A case of pro-Labour bias, by judging against a coalition misuse of statistics? If so, what followed immediately cancelled that out. The programme played a clip of Labour's Andy Burnham complaining about 4,000 nurses being lost under the coalition. Tim pointed out, however, in advance of that clip that listeners out to beware:
"When you hear numbers about the NHS, just remember it's a pretty big organisation."
After the clip of the shadow secretary of state for health, Tim commented,
"Fair enough. 4,000 fewer nurses is 4,000 fewer nurses, but a bit of context never hurts and there are 300,000 nurses throughout the entire NHS in England, so that's a reduction in nursing levels of 1.3%". 

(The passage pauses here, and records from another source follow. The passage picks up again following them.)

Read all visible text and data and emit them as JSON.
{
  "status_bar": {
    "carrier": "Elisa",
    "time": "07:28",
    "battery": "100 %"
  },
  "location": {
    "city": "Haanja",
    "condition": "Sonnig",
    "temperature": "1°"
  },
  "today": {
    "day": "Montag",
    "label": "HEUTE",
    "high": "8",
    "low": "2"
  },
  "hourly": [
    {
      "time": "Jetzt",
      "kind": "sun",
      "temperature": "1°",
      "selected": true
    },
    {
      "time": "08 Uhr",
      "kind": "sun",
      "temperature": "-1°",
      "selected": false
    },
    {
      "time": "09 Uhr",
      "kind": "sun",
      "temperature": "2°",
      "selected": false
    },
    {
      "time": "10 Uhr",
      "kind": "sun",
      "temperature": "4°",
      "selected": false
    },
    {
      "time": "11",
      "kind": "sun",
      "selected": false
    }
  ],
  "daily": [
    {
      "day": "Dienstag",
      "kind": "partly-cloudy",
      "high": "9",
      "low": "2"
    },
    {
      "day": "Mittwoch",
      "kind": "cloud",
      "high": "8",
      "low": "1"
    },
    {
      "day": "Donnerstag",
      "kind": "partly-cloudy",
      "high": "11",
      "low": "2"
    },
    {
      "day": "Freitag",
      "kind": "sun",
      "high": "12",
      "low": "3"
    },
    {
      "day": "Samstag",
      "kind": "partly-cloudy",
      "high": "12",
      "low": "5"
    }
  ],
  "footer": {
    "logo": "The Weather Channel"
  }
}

Then came something thoroughly admirable. Tim Harford reminded listeners of a feature on the previous edition of the programme that had mocked the Daily Telegraph for cocking up a couple of reports by getting its decimal points confused and, thus, wrongly magnifying the scale of the problems at hand by a factor of ten. He admitted that he'd got a little carried away" with the mockery of the Telegraph for its blunders, and gave us clips to back that up! Then came the thoroughly admirable bit: More or Less began mocking itself for making a decimal point error itself whilst mocking the Telegraph for making the same kind of error and, worse, by getting its maths even more wrong than Telegraph
"O jealous statistical gods, how cruel you are! I was wrong. Very wrong. Wrong by a factor of a hundred. Now that's as wrong as two Daily Telegraph headlines multiplied together."
"This is embarrassing, given that we're a programme about getting the numbers right and doubly embarrassing because I was mocking the Daily Telegraph for a very similar error. Awkward!"
"Sorry".
"Sorry".
Now, that's what I'd expect from More and Less and Tim Harford were they ever to make a mistake - a swift, open and fulsome admission of their error followed by an apology. 

If only the BBC Complaints department could be encouraged to follow their fine example!

The programme, incidentally, went on to demonstrate the difficulties of finding out anything out from the Office for National Statistics website, discuss the probability of conceiving three sets of identical twins and to debunk the myth that men think of sex every seven seconds. Fascinating stuff.